Ah, since I’m here, I may as well add the other bit of the article that was particularly quote-worthy.
Tradeoffs between robustness and performanc and robustness and vulnterability
However, there are always winners and losers, and the social problem of distributing benefits and costs is significant. Thus, people face, at a minimum, a two-level problem of navigating robustness–performance trade-offs and the more subtle, frequently imperceptible, associated robustness– vulnerability trade-offs.

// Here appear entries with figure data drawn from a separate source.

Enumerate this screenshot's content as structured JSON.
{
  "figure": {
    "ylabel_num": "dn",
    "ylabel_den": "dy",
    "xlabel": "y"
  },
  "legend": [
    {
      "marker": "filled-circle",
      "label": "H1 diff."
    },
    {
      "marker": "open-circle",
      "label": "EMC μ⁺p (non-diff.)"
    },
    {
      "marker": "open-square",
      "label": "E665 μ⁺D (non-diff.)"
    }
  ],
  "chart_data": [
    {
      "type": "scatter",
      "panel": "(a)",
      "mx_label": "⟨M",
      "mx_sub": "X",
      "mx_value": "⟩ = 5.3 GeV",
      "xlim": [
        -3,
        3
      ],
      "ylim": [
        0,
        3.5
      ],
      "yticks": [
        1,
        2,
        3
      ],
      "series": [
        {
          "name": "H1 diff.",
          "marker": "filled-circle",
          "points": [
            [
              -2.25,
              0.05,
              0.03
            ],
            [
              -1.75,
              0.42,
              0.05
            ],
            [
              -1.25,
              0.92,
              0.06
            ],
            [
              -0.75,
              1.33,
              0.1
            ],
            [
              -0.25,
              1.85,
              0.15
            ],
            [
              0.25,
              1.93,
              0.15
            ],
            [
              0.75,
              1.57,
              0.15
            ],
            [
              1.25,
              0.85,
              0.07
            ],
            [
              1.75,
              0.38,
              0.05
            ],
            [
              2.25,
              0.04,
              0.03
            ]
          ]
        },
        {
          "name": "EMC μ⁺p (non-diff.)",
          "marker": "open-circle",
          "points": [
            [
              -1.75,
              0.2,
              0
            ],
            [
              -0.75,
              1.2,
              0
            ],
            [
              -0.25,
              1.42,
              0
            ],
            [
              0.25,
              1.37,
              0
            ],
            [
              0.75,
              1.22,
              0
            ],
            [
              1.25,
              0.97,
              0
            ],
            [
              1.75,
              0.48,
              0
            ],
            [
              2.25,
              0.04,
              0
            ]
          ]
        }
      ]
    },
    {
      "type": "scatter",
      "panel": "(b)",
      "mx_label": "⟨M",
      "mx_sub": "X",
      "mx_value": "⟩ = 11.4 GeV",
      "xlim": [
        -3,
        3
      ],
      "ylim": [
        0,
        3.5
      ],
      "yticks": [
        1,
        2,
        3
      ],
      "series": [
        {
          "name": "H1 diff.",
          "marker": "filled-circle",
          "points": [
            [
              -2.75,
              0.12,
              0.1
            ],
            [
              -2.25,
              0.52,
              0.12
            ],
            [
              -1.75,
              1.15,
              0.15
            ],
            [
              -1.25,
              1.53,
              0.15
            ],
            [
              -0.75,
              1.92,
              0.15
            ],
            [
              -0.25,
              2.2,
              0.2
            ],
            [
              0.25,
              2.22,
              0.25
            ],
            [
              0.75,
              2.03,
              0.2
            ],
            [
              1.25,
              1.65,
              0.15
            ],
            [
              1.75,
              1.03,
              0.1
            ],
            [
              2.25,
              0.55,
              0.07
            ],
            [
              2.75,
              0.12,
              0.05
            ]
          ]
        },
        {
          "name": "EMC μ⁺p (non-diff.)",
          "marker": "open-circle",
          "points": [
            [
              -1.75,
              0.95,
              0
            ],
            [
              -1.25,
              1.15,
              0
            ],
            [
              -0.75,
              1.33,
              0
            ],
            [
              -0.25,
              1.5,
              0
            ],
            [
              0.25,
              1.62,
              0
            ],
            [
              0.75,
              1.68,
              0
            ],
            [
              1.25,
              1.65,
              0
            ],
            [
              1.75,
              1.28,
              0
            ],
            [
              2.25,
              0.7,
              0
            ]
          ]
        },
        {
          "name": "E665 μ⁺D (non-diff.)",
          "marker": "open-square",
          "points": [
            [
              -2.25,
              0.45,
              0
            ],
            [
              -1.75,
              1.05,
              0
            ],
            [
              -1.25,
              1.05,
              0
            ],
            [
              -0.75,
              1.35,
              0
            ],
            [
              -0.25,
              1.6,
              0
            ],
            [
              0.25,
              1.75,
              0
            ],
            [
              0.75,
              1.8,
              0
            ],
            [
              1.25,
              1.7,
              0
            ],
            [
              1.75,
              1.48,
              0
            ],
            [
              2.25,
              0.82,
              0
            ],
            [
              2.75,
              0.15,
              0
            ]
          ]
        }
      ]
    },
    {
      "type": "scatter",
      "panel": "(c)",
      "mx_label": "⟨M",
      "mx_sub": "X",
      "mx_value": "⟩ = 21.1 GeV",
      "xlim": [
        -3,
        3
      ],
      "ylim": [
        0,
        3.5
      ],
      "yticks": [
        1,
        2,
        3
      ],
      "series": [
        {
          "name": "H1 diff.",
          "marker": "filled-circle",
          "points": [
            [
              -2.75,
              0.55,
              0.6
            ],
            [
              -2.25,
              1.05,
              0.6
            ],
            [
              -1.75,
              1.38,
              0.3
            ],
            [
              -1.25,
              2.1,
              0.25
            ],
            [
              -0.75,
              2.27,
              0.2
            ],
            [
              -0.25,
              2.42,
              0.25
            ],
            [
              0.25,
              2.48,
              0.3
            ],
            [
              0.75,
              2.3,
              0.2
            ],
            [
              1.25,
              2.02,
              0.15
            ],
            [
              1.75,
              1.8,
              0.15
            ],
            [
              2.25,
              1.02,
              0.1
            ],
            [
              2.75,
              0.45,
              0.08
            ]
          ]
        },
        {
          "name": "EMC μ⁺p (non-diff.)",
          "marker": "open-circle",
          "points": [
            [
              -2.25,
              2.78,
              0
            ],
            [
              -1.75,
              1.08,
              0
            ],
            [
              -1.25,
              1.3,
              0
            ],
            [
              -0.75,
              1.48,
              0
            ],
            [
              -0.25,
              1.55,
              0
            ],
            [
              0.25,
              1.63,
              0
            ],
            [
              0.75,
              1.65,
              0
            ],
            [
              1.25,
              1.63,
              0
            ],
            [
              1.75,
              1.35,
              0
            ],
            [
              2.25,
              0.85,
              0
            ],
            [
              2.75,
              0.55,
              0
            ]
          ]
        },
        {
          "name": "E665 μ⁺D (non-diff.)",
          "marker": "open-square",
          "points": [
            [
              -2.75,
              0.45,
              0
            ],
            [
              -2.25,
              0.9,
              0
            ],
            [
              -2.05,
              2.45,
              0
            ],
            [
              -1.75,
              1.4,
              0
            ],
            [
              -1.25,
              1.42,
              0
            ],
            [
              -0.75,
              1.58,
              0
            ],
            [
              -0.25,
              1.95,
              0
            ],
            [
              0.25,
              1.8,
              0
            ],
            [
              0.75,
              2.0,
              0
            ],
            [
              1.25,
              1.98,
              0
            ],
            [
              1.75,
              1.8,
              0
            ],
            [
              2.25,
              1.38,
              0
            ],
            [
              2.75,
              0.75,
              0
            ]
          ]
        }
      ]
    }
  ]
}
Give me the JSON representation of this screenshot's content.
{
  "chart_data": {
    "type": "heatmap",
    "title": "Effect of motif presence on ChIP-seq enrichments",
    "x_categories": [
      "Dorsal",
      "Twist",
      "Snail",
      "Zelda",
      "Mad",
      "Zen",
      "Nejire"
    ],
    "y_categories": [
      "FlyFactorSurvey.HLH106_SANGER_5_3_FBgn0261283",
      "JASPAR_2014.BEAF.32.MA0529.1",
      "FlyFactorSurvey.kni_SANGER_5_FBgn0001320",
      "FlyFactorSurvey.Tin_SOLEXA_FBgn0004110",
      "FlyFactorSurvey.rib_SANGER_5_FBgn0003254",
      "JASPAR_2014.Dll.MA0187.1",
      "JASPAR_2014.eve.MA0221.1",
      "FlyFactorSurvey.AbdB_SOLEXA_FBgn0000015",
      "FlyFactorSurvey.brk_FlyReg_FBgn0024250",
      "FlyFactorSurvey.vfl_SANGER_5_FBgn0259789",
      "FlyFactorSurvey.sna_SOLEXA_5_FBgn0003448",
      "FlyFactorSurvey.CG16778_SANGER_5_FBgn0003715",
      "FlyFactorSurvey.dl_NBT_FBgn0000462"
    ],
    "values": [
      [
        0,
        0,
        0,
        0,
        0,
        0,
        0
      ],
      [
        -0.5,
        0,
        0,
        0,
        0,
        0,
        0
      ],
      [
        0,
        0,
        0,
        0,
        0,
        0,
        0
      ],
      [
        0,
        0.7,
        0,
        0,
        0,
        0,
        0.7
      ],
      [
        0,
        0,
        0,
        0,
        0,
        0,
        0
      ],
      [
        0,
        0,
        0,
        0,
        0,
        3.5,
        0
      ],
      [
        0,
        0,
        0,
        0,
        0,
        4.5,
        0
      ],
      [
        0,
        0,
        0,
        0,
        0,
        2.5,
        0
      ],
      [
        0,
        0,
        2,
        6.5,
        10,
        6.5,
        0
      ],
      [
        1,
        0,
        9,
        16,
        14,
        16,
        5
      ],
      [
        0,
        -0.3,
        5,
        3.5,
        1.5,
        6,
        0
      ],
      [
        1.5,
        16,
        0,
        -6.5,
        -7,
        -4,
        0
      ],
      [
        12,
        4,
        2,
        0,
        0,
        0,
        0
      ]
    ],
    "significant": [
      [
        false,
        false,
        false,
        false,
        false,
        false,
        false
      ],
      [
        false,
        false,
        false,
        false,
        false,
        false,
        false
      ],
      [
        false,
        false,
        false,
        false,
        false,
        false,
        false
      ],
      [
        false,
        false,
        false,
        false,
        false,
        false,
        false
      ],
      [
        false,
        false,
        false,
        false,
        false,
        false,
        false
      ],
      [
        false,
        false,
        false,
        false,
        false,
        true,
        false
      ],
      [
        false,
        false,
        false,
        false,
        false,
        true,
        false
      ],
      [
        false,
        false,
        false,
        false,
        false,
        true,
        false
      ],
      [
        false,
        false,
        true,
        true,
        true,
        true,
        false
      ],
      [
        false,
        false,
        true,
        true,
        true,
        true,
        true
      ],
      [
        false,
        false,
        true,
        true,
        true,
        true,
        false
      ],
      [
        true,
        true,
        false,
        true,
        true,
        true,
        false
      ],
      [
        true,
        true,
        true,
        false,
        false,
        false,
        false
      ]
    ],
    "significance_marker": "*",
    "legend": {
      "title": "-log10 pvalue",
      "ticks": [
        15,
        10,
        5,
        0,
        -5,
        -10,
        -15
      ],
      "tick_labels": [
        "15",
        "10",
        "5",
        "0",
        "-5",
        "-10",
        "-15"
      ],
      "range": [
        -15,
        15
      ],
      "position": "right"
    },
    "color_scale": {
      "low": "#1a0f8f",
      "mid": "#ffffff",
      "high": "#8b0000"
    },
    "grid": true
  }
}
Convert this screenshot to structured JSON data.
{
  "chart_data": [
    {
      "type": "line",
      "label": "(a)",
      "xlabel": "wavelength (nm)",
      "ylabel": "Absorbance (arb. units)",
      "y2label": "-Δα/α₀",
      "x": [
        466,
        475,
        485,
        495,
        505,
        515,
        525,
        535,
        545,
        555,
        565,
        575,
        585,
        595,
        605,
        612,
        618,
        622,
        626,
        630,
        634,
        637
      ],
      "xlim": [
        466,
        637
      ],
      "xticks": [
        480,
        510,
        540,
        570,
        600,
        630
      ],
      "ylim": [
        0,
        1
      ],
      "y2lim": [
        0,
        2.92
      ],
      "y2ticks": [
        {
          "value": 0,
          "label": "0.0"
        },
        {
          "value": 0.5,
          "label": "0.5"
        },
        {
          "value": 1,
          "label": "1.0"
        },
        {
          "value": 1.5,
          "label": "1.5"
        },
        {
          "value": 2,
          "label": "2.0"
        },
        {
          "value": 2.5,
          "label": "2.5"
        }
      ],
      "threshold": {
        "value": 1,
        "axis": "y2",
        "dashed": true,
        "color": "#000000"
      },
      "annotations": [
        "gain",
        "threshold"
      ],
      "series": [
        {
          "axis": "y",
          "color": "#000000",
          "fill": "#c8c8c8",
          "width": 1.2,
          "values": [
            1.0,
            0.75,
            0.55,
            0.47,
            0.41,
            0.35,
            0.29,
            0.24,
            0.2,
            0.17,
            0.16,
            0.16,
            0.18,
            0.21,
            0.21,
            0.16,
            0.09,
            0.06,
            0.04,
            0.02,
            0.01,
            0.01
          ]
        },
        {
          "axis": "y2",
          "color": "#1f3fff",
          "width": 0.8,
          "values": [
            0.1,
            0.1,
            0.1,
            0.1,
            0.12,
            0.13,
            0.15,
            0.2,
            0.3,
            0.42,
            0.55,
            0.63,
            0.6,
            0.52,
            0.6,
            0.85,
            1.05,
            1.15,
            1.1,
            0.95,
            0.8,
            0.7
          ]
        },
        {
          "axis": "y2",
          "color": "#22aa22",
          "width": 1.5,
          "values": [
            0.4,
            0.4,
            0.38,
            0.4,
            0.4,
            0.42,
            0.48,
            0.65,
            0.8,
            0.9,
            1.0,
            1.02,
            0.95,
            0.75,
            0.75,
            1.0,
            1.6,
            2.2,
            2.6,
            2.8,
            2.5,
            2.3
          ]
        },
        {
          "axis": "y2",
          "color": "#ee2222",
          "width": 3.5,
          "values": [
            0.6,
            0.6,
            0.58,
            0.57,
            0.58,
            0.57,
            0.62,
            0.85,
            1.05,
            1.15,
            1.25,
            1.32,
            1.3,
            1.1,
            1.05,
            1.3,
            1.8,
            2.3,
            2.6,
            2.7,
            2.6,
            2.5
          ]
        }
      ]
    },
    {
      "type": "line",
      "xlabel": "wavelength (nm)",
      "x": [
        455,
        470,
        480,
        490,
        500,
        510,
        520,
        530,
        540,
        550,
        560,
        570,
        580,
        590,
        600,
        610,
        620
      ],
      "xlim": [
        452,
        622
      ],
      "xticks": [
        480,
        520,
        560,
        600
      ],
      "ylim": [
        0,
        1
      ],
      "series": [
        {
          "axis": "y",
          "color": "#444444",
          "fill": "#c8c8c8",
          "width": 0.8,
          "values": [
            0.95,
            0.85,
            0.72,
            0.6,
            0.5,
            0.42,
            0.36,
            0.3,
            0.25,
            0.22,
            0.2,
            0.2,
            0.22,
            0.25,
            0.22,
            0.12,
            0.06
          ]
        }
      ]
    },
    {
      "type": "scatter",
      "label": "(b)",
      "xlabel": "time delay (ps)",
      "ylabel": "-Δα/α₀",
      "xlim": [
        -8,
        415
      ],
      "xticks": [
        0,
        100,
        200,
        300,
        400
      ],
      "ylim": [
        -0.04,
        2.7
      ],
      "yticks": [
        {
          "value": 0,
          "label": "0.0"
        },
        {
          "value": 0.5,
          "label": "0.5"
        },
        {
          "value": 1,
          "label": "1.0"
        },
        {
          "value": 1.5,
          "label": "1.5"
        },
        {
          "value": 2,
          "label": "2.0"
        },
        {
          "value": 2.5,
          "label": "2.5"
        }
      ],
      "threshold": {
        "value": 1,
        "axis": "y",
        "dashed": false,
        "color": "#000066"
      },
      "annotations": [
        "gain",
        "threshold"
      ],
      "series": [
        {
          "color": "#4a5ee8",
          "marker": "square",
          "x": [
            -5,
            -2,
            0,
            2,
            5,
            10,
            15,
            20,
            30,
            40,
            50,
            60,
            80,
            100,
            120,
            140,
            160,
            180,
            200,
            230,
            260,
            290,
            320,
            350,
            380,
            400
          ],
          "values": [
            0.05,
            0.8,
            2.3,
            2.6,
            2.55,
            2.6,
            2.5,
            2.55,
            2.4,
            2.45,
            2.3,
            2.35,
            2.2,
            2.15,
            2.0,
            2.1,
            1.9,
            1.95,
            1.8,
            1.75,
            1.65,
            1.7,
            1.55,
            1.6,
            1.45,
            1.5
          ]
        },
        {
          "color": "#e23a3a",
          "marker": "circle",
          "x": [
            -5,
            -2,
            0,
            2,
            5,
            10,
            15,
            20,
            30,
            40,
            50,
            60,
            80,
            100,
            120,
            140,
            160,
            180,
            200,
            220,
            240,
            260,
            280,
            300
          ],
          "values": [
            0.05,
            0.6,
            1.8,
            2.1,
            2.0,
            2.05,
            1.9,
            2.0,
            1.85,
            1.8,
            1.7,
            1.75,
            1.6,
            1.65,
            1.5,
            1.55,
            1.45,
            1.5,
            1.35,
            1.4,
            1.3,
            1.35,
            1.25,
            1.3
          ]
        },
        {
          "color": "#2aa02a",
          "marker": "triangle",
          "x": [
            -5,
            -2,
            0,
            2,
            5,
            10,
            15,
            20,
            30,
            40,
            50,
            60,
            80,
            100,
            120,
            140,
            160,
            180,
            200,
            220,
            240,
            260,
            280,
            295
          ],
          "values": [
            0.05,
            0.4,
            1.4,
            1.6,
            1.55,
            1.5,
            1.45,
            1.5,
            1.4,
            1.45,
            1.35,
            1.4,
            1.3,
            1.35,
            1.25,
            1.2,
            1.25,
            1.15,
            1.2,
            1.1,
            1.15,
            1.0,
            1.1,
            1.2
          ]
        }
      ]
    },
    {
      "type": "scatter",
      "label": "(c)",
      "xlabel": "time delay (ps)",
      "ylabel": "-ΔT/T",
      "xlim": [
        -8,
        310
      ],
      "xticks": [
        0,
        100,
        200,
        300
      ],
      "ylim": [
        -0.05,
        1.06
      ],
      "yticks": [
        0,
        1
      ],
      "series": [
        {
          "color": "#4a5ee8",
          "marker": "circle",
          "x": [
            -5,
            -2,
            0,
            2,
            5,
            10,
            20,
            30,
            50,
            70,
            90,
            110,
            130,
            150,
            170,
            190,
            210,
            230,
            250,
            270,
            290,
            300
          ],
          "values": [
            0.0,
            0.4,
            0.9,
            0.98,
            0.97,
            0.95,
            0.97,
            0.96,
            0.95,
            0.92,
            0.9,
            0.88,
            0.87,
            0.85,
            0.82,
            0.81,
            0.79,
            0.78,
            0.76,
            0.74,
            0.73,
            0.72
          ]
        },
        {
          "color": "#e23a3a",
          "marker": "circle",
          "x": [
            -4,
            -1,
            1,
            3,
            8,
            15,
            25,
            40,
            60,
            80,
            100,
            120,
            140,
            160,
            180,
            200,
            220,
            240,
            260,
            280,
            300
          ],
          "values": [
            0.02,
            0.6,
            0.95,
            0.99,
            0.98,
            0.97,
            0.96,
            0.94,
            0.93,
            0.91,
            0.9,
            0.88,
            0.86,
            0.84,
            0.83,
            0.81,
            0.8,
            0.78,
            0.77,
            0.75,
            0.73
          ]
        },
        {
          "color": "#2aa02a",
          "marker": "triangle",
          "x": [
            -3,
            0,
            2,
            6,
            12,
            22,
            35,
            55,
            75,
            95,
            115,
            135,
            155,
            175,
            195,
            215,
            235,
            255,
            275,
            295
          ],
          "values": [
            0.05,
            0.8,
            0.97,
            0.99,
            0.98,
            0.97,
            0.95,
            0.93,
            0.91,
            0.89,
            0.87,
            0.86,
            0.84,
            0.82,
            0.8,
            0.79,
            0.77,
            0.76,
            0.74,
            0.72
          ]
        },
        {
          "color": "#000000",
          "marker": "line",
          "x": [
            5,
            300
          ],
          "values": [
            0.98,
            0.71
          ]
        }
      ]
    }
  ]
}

… two further challenges. First, the time scales relevant to these two trade-offs pit the short-term and rapid decision making regarding performance against the longer term vulnerability concerns that are often governed by slow-changing variables. The second issue surfaces when building robustness to relevant shocks runs counter to the immediate desires of society. Decisions to migrate (as in Anderies and Hegmon 2011), to trade (Janssen 2011) or to nucleate (Nelson et al. 2011a) may all be responses to system shocks and perceived vulnerabilities, or they may be decisions made for wholly different reasons such as individual or societal values and beliefs.